I cursed the name. I said Helen’s. Vetter wasn’t important any more. Not to me.

The rain lashed at my face as I looked up into it. The things I knew fell into place and I knew what the answer was. I remembered something I didn’t know was there, a sign on the docks by the fishing fleet that said “SEASON LOCKERS.”

Jack Cooley had been smart by playing it simple. He even left me the ransom.

I got up, walked to the corner and waited until a cab came by. I flagged him down, got in and gave the address of the white house where Cooley had lived.

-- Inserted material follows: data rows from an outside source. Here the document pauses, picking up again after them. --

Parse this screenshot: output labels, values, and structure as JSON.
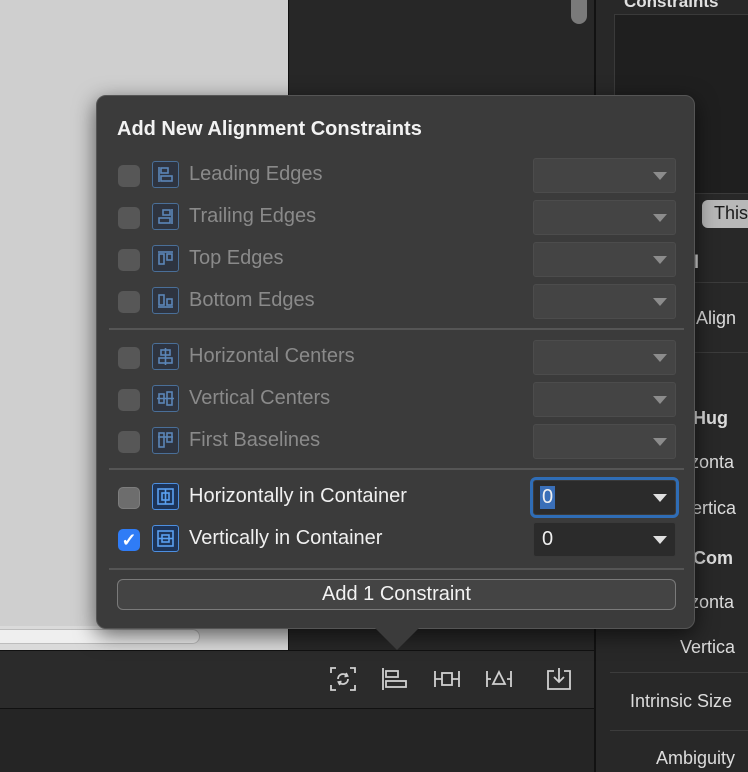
{
  "popover": {
    "title": "Add New Alignment Constraints",
    "group1": [
      {
        "label": "Leading Edges",
        "icon": "leading-edges-icon",
        "checked": false,
        "enabled": false,
        "value": ""
      },
      {
        "label": "Trailing Edges",
        "icon": "trailing-edges-icon",
        "checked": false,
        "enabled": false,
        "value": ""
      },
      {
        "label": "Top Edges",
        "icon": "top-edges-icon",
        "checked": false,
        "enabled": false,
        "value": ""
      },
      {
        "label": "Bottom Edges",
        "icon": "bottom-edges-icon",
        "checked": false,
        "enabled": false,
        "value": ""
      }
    ],
    "group2": [
      {
        "label": "Horizontal Centers",
        "icon": "horizontal-centers-icon",
        "checked": false,
        "enabled": false,
        "value": ""
      },
      {
        "label": "Vertical Centers",
        "icon": "vertical-centers-icon",
        "checked": false,
        "enabled": false,
        "value": ""
      },
      {
        "label": "First Baselines",
        "icon": "first-baselines-icon",
        "checked": false,
        "enabled": false,
        "value": ""
      }
    ],
    "group3": [
      {
        "label": "Horizontally in Container",
        "icon": "horizontally-in-container-icon",
        "checked": false,
        "enabled": true,
        "value": "0"
      },
      {
        "label": "Vertically in Container",
        "icon": "vertically-in-container-icon",
        "checked": true,
        "enabled": true,
        "value": "0"
      }
    ],
    "add_button_label": "Add 1 Constraint",
    "checkmark": "✓"
  },
  "inspector": {
    "title": "Constraints",
    "tab_pill": "This",
    "section1": "l",
    "align_label": "Align",
    "hugging_heading": "t Hug",
    "hugging_horizontal": "izonta",
    "hugging_vertical": "ertica",
    "compression_heading": "t Com",
    "compression_horizontal": "izonta",
    "compression_vertical": "Vertica",
    "intrinsic_size": "Intrinsic Size",
    "ambiguity": "Ambiguity"
  },
  "toolbar": {
    "buttons": [
      "update-frames-icon",
      "align-icon",
      "add-constraints-icon",
      "resolve-issues-icon",
      "embed-in-icon"
    ]
  },
  "colors": {
    "accent": "#2f7cf6",
    "popover_bg": "#3b3b3b",
    "icon_blue": "#4d8fe0"
  }
}
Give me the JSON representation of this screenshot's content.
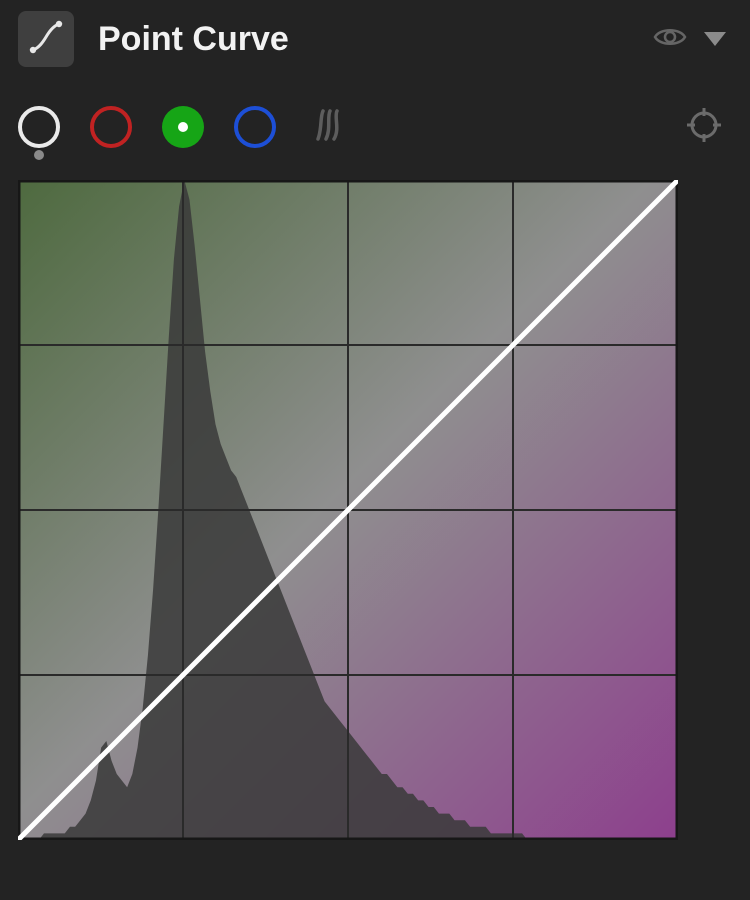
{
  "header": {
    "title": "Point Curve"
  },
  "icons": {
    "curve": "curve-icon",
    "eye": "eye-icon",
    "dropdown": "dropdown-icon",
    "swirl": "refine-swirl-icon",
    "target": "target-adjust-icon"
  },
  "channels": {
    "rgb": {
      "label": "rgb-channel",
      "color": "#eaeaea",
      "selected": false
    },
    "red": {
      "label": "red-channel",
      "color": "#c02222",
      "selected": false
    },
    "green": {
      "label": "green-channel",
      "color": "#16a516",
      "selected": true
    },
    "blue": {
      "label": "blue-channel",
      "color": "#1d4fd6",
      "selected": false
    }
  },
  "curve_graph": {
    "grid_divisions": 4,
    "gradient": {
      "from": "#4e6a3f",
      "to": "#8d3f8d"
    },
    "curve_line": {
      "x1": 0,
      "y1": 1,
      "x2": 1,
      "y2": 0
    },
    "histogram": [
      0.0,
      0.0,
      0.0,
      0.0,
      0.0,
      0.01,
      0.01,
      0.01,
      0.01,
      0.01,
      0.02,
      0.02,
      0.03,
      0.04,
      0.06,
      0.09,
      0.14,
      0.15,
      0.12,
      0.1,
      0.09,
      0.08,
      0.1,
      0.14,
      0.2,
      0.28,
      0.38,
      0.5,
      0.63,
      0.76,
      0.88,
      0.96,
      1.0,
      0.97,
      0.9,
      0.82,
      0.74,
      0.68,
      0.63,
      0.6,
      0.58,
      0.56,
      0.55,
      0.53,
      0.51,
      0.49,
      0.47,
      0.45,
      0.43,
      0.41,
      0.39,
      0.37,
      0.35,
      0.33,
      0.31,
      0.29,
      0.27,
      0.25,
      0.23,
      0.21,
      0.2,
      0.19,
      0.18,
      0.17,
      0.16,
      0.15,
      0.14,
      0.13,
      0.12,
      0.11,
      0.1,
      0.1,
      0.09,
      0.08,
      0.08,
      0.07,
      0.07,
      0.06,
      0.06,
      0.05,
      0.05,
      0.04,
      0.04,
      0.04,
      0.03,
      0.03,
      0.03,
      0.02,
      0.02,
      0.02,
      0.02,
      0.01,
      0.01,
      0.01,
      0.01,
      0.01,
      0.01,
      0.01,
      0.0,
      0.0,
      0.0,
      0.0,
      0.0,
      0.0,
      0.0,
      0.0,
      0.0,
      0.0,
      0.0,
      0.0,
      0.0,
      0.0,
      0.0,
      0.0,
      0.0,
      0.0,
      0.0,
      0.0,
      0.0,
      0.0,
      0.0,
      0.0,
      0.0,
      0.0,
      0.0,
      0.0,
      0.0,
      0.0
    ]
  }
}
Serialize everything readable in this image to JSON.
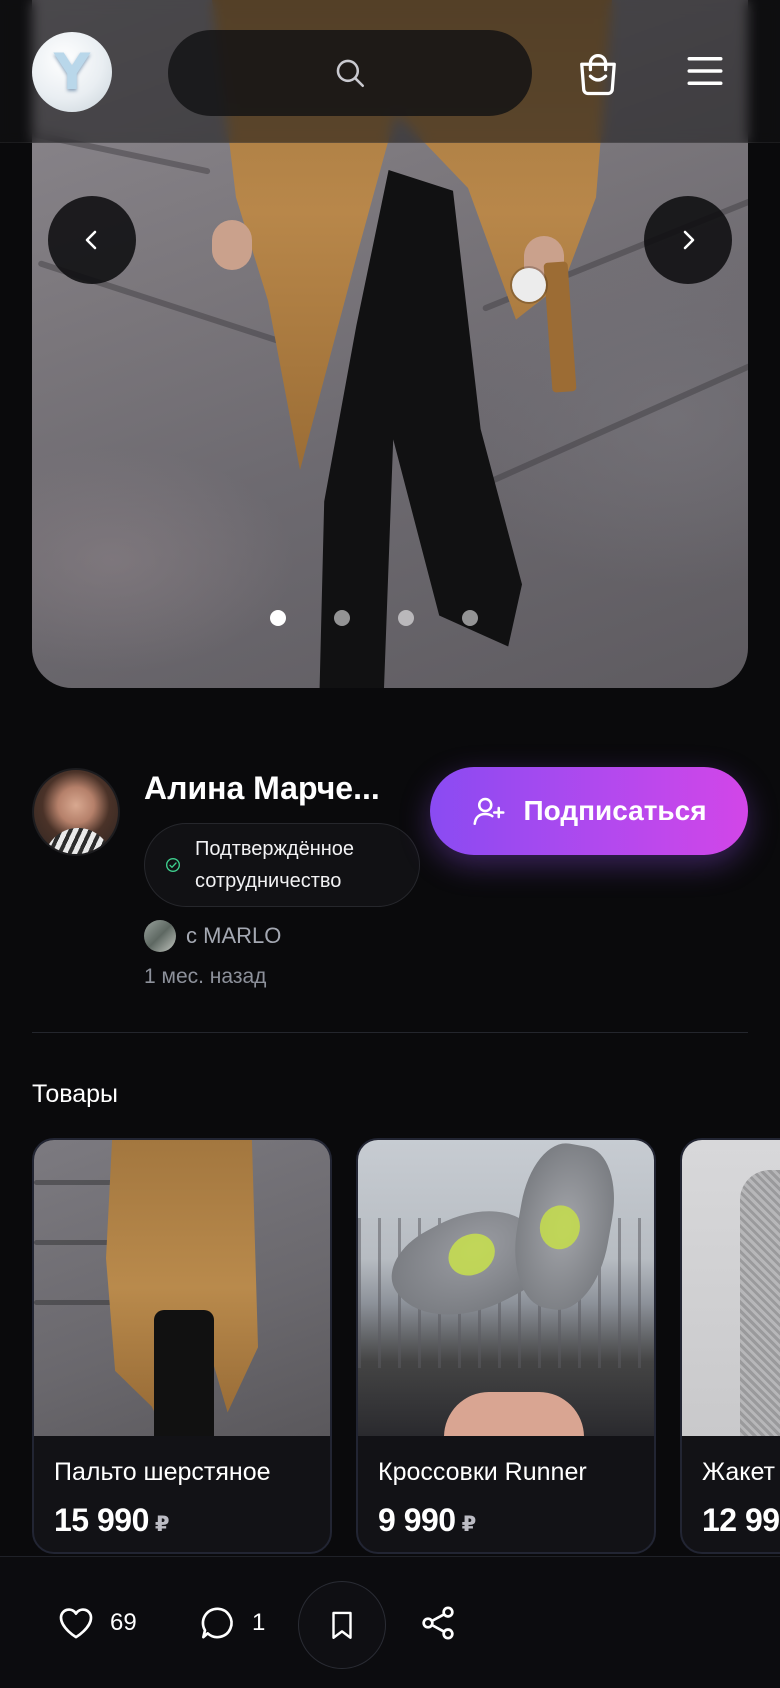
{
  "header": {
    "logo_letter": "Y",
    "search_placeholder": "",
    "icons": {
      "search": "search-icon",
      "cart": "shopping-bag-icon",
      "menu": "hamburger-menu-icon"
    }
  },
  "carousel": {
    "slides_total": 4,
    "active_slide": 1,
    "prev_icon": "chevron-left-icon",
    "next_icon": "chevron-right-icon"
  },
  "author": {
    "name": "Алина Марче...",
    "verified_label_line1": "Подтверждённое",
    "verified_label_line2": "сотрудничество",
    "brand_text": "с MARLO",
    "time_ago": "1 мес. назад",
    "subscribe_label": "Подписаться"
  },
  "products": {
    "section_title": "Товары",
    "items": [
      {
        "name": "Пальто шерстяное",
        "price": "15 990",
        "currency": "₽"
      },
      {
        "name": "Кроссовки Runner",
        "price": "9 990",
        "currency": "₽"
      },
      {
        "name": "Жакет",
        "price": "12 99",
        "currency": ""
      }
    ]
  },
  "actions": {
    "likes": "69",
    "comments": "1"
  },
  "colors": {
    "background": "#0a0a0c",
    "accent_gradient_start": "#8a4bf2",
    "accent_gradient_end": "#d246e8",
    "verified_green": "#3ecf8e"
  }
}
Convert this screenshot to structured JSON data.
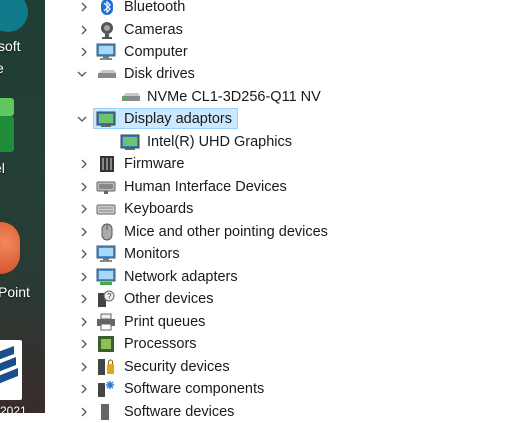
{
  "desktop": {
    "labels": [
      "soft",
      "e",
      "el",
      "Point",
      "2021"
    ]
  },
  "device_manager": {
    "items": [
      {
        "label": "Bluetooth",
        "icon": "bluetooth-icon",
        "state": "collapsed"
      },
      {
        "label": "Cameras",
        "icon": "camera-icon",
        "state": "collapsed"
      },
      {
        "label": "Computer",
        "icon": "computer-icon",
        "state": "collapsed"
      },
      {
        "label": "Disk drives",
        "icon": "disk-drive-icon",
        "state": "expanded"
      },
      {
        "label": "NVMe CL1-3D256-Q11 NV",
        "icon": "disk-drive-icon",
        "state": "child"
      },
      {
        "label": "Display adaptors",
        "icon": "display-adapter-icon",
        "state": "expanded-selected"
      },
      {
        "label": "Intel(R) UHD Graphics",
        "icon": "display-adapter-icon",
        "state": "child"
      },
      {
        "label": "Firmware",
        "icon": "firmware-icon",
        "state": "collapsed"
      },
      {
        "label": "Human Interface Devices",
        "icon": "hid-icon",
        "state": "collapsed"
      },
      {
        "label": "Keyboards",
        "icon": "keyboard-icon",
        "state": "collapsed"
      },
      {
        "label": "Mice and other pointing devices",
        "icon": "mouse-icon",
        "state": "collapsed"
      },
      {
        "label": "Monitors",
        "icon": "monitor-icon",
        "state": "collapsed"
      },
      {
        "label": "Network adapters",
        "icon": "network-adapter-icon",
        "state": "collapsed"
      },
      {
        "label": "Other devices",
        "icon": "other-devices-icon",
        "state": "collapsed"
      },
      {
        "label": "Print queues",
        "icon": "printer-icon",
        "state": "collapsed"
      },
      {
        "label": "Processors",
        "icon": "processor-icon",
        "state": "collapsed"
      },
      {
        "label": "Security devices",
        "icon": "security-device-icon",
        "state": "collapsed"
      },
      {
        "label": "Software components",
        "icon": "software-component-icon",
        "state": "collapsed"
      },
      {
        "label": "Software devices",
        "icon": "software-device-icon",
        "state": "collapsed"
      }
    ],
    "colors": {
      "selection_bg": "#cce8ff",
      "selection_border": "#99d1ff"
    }
  }
}
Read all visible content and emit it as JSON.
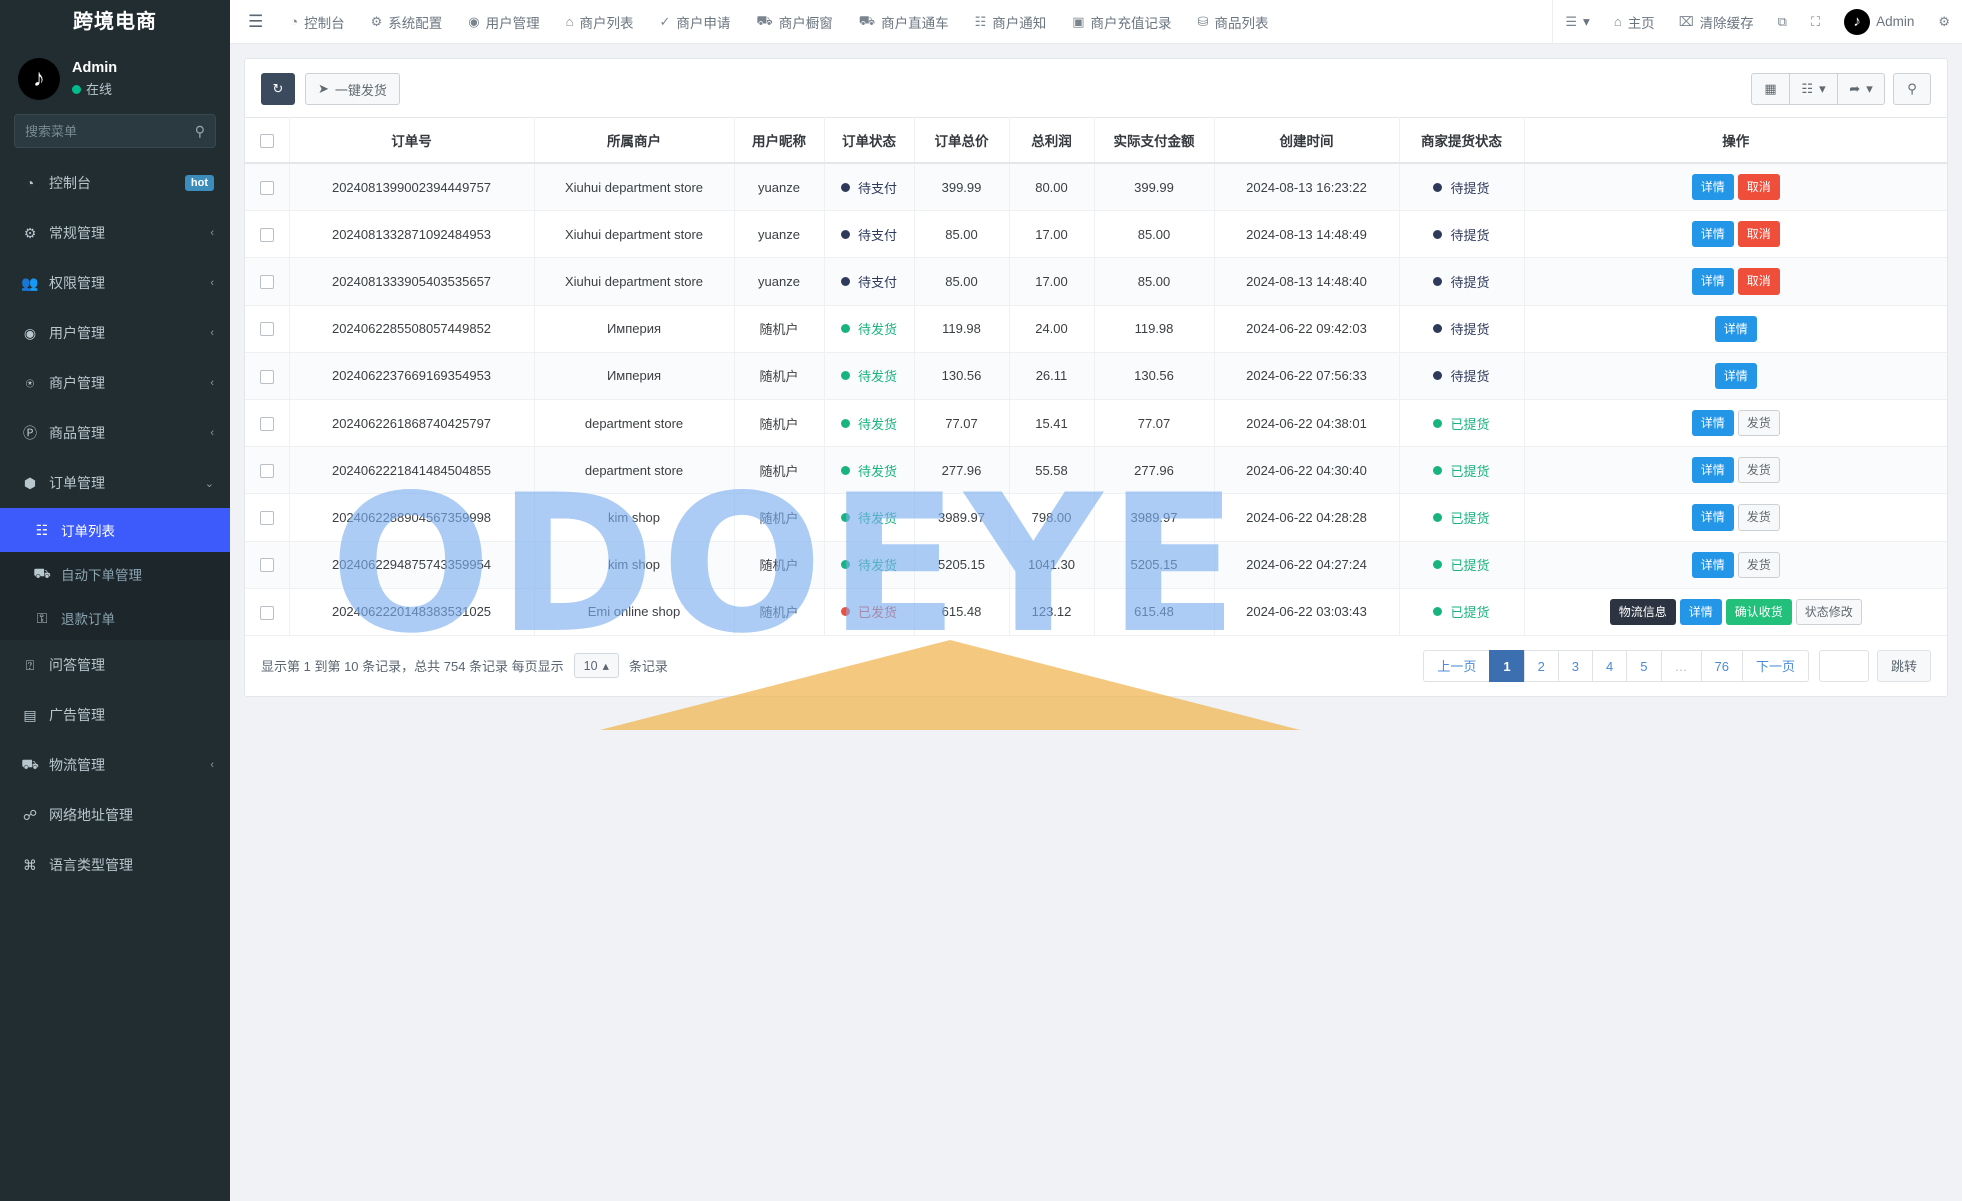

The same guy answered the door. He took the bill from my hand and nodded me in. I said, “Did he leave any old clothes behind at all?”

“Some fishing stuff downstairs. It’s behind the coal bin. You want that?”

“I want that,” I said.

He got up and I followed him. He switched on the cellar light, took me downstairs and across the littered pile of refuse a cellar can collect. When he pointed to the old set of dungarees on the nail in the wall, I went over and felt through the pockets. The key was in the jacket. I said thanks and went back upstairs. The taxi was still waiting. He flipped his butt away when I got in, threw the heap into gear and headed toward the smell of the water.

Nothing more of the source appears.